Starring Jack Black; Mike White Joan Cusack, Sarah Silverman, Miranda Cosgrove, Joey Gaydos Jr., Robert Tsai
Screenplay by Mike White
Directed by Richard Linklater

IN SHORT: Best family comedy for post single digits of the year (so far). [Rated PG-13 for some rude humor and drug references. 112 minutes]

We can't say that we've ever thought very much about Jack Black, whose slovenly pose rarely rose to the level of a second rate Belushi wannabe. Yes, we noticed Black in High Fidelity but that supporting role sure wasn't enough to score a name above the credits (which went to co-writer John Cusack, for those with really short memories). Now there is School of Rock, a solid and funny from start to finish comedy that, while it does not do much to change the usual JB shtick, it sure gives us more than enough opportunity to like, and more importantly laugh along with the character on screen. Yeah, Jack Black is flat out terrific in School of Rock, one of those very rare film outings that should appeal to both kidlets and their parents. That's wishfully thinking that rap has run it's course among the young but we can dream, right? So here is the first film of the year to ask the musical question: Do you remember Murray the K? Alan Freed or... uh, The Ramones?

The century's been over for years folks. Time to move on for everyone except musician Dewey Finn (Black) for whom rock ended back around 1972 (which, we guess, is also around the year of the character's birth, give or take).The perennial unemployed Finn has been camped on the floor of best friend Ned Schneebly's (Mike White) apartment. Ned's permanent girlfriend Patti DiMarco (Sarah Silverman) is fed up with the loser on the floor and has been pressuring her beau to evict the dude. Dewey's big goal is to win the WROK Battle of the Bands competition, and the big check and record contract that comes with it. But when his band decides to go it alone Dewey is pushed to the limit. He accidentally intercepts a phone call with a job offer for substitute teacher Ned and voila! A false identity is born -- $650 a week nets a lot more than passing the hat in the local rock 'n' roll clubs at two in the morning. And, besides, teaching? How tough could it be?
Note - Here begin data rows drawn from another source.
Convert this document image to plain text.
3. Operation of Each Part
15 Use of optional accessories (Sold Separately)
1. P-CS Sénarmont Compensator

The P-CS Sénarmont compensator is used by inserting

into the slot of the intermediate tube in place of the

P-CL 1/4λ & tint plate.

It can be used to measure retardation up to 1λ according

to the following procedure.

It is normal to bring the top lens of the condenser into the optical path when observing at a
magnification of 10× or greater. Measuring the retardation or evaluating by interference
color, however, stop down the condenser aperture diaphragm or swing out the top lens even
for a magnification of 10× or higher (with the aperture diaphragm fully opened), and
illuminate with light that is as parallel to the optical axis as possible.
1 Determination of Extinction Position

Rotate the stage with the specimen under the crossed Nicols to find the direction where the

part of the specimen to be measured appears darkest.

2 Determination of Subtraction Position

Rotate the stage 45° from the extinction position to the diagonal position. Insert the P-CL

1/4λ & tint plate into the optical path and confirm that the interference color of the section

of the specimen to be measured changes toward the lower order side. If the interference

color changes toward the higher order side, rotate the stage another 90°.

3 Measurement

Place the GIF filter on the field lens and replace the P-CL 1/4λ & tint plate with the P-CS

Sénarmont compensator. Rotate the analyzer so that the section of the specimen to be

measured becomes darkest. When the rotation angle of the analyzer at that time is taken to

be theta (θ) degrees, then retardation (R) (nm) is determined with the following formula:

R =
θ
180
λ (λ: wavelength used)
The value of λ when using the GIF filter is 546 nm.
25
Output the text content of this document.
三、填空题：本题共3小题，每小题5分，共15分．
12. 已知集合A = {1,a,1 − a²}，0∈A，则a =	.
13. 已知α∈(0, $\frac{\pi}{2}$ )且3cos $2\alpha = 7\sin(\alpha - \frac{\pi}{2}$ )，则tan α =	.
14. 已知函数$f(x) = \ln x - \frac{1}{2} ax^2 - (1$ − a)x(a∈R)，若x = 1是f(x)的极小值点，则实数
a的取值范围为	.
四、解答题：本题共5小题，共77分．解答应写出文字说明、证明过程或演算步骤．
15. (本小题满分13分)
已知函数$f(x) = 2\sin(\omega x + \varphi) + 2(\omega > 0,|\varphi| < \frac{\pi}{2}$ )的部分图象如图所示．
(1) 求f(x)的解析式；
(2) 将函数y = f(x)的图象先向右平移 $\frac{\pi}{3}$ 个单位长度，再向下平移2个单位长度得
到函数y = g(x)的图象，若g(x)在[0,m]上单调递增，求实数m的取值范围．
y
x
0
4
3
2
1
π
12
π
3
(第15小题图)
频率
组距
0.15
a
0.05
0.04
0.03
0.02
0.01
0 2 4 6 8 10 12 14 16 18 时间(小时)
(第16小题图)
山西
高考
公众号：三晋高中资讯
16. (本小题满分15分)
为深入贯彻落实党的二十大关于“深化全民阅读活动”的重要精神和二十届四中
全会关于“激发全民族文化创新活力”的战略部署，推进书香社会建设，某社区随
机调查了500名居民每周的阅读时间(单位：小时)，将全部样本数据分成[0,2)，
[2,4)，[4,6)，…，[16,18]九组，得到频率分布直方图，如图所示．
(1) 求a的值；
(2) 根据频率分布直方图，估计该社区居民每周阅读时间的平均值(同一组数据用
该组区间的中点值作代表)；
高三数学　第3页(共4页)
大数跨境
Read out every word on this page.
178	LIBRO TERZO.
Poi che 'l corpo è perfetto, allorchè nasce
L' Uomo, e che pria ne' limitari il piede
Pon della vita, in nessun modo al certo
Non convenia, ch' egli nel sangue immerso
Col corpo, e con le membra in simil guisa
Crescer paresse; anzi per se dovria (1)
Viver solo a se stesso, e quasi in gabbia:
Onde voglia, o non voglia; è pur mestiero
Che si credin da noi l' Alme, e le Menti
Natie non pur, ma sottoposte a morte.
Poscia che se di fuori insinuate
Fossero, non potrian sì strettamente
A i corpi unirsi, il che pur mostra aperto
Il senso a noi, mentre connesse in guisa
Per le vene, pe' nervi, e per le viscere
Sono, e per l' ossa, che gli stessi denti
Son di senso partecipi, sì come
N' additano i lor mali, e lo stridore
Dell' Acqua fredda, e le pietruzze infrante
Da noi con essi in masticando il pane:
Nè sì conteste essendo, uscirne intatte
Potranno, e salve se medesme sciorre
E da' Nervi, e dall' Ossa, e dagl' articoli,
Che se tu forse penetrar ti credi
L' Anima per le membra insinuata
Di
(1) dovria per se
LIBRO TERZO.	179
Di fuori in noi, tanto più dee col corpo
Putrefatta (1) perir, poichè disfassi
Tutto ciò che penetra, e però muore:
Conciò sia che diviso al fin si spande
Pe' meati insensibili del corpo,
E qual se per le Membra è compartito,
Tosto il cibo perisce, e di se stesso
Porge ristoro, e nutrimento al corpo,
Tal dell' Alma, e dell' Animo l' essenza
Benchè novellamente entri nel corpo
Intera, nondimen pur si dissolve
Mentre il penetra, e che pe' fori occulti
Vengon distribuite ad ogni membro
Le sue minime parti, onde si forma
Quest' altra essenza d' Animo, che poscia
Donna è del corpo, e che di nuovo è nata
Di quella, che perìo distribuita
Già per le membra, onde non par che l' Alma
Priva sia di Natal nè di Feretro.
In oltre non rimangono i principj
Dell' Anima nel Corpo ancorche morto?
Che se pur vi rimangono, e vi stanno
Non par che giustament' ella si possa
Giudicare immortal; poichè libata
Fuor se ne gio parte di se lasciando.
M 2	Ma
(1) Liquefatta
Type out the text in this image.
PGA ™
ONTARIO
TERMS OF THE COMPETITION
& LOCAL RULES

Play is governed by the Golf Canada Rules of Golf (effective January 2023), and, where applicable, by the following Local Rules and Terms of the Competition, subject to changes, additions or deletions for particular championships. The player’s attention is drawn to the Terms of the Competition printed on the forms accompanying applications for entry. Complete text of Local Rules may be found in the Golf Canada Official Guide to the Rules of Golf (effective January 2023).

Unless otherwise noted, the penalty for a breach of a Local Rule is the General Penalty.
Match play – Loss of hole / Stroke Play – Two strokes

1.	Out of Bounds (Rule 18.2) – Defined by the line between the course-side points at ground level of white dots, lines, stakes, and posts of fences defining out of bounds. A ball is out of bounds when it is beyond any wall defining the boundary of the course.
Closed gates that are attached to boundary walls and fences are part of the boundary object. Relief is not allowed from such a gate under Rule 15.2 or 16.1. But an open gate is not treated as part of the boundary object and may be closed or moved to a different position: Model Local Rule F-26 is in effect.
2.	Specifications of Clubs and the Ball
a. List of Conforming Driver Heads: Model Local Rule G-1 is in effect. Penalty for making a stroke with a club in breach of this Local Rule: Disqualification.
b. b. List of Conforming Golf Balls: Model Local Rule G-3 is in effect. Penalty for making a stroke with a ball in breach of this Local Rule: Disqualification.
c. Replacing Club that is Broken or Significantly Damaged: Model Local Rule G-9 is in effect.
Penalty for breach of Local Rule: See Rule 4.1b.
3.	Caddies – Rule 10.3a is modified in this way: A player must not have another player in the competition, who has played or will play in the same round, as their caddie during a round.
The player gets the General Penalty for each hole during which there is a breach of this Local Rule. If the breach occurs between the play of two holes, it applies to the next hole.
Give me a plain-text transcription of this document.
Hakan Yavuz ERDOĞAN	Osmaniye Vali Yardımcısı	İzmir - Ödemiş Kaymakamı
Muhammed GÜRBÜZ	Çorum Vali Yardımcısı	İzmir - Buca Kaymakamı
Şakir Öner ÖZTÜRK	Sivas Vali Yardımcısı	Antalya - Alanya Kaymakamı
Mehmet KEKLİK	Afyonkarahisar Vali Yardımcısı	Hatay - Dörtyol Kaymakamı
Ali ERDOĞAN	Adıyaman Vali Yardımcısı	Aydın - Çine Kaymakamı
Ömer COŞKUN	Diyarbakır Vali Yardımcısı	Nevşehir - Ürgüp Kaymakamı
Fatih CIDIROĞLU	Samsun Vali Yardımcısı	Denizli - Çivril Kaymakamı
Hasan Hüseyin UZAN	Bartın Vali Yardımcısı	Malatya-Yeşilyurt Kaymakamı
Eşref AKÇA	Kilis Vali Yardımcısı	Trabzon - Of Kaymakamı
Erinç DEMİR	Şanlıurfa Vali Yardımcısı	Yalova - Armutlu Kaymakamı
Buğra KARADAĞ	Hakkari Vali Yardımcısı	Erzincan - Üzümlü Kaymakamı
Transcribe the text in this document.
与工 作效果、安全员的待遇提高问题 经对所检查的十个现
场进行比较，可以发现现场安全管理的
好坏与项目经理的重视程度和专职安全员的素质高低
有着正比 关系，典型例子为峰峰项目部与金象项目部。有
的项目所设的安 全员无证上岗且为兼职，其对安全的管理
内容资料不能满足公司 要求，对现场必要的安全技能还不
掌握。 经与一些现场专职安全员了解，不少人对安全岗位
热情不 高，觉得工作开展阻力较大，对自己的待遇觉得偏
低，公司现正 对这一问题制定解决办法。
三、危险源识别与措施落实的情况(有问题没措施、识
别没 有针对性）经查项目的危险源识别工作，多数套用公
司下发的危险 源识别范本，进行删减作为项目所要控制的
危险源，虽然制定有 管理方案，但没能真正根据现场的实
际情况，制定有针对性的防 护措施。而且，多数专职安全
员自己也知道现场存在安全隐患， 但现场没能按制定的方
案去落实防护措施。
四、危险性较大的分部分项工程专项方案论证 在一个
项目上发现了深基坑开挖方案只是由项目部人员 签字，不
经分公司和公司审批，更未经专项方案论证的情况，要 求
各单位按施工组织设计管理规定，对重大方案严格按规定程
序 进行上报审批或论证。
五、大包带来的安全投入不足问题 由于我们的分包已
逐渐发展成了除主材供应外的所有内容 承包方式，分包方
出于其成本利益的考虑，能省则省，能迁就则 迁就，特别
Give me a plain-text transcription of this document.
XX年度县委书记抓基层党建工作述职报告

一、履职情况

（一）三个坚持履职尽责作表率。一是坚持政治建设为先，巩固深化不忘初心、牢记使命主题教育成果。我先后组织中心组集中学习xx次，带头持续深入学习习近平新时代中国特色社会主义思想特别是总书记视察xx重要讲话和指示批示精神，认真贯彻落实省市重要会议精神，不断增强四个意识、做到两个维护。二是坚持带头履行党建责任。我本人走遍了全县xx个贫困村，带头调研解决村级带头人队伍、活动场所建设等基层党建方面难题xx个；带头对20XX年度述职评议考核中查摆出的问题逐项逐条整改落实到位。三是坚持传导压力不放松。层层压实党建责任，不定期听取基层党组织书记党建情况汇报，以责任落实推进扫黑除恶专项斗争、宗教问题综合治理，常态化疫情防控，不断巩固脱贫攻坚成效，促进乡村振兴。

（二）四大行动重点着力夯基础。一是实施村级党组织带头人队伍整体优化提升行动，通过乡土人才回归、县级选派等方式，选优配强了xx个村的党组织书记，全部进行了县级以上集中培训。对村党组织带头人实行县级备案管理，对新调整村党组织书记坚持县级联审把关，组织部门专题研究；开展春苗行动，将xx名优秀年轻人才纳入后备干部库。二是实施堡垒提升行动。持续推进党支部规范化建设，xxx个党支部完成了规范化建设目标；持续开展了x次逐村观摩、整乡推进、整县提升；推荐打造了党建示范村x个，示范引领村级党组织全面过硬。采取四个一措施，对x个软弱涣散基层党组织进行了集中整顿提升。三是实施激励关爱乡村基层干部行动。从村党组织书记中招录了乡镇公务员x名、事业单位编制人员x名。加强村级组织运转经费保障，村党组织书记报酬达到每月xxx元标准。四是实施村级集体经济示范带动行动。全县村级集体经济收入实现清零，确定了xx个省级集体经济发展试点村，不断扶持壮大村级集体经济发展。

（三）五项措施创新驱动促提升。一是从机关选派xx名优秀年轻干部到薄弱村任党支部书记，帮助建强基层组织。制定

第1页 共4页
Think of it this way: the kidlets at Horace Green prep know that $15,000 a year tuition is supposed to go a long way. A fat sub sleeping in the teacher's chair ain't going to cut it. When Dewey -- sorry, everyone thinks he is "Ned" -- realizes that no one in his class has the slightest idea who Aretha Franklin (or any of a long list of classic musical names) is, the man steps up to the plate.

Fifty years after Chuck Berry and Buddy Holly and Bill Haley and Elvis Presley set everything in motion, you'd think the "parents hate rock and roll" thing would be rather passé, right? It is, but this script concentrates on the overseeing headmistress (Joan Cusack) who is more tightly wound than an clock about to burst its spring, though she does like Stevie Nicks' solo stuff -- it's important to note that Dewey's definition of what comprised "good" rock seems to end about 1972. He's wrong but he's, relatively, young. The film soundtrack adds many of the rest of the important bands that first popped in the 70s.

Why does it work? Black and soundtrack aside? The answer probably lies in co-star Mike White's script. We've been very entertained by White's earlier stuff, like the surprising Chuck & Buck (though, strangely enough, not by Jack Black's earlier outing in White scripted Orange County.)

On average, a first run movie ticket will run you Ten Bucks. Were Cranky able to set his own price to School of Rock, he would have paid . . .


Simply: School of Rock is a great comedy with a kick ass soundtrack which, according to the credits, features a Kiss cover of a Ramones classic. Cranky could plotz.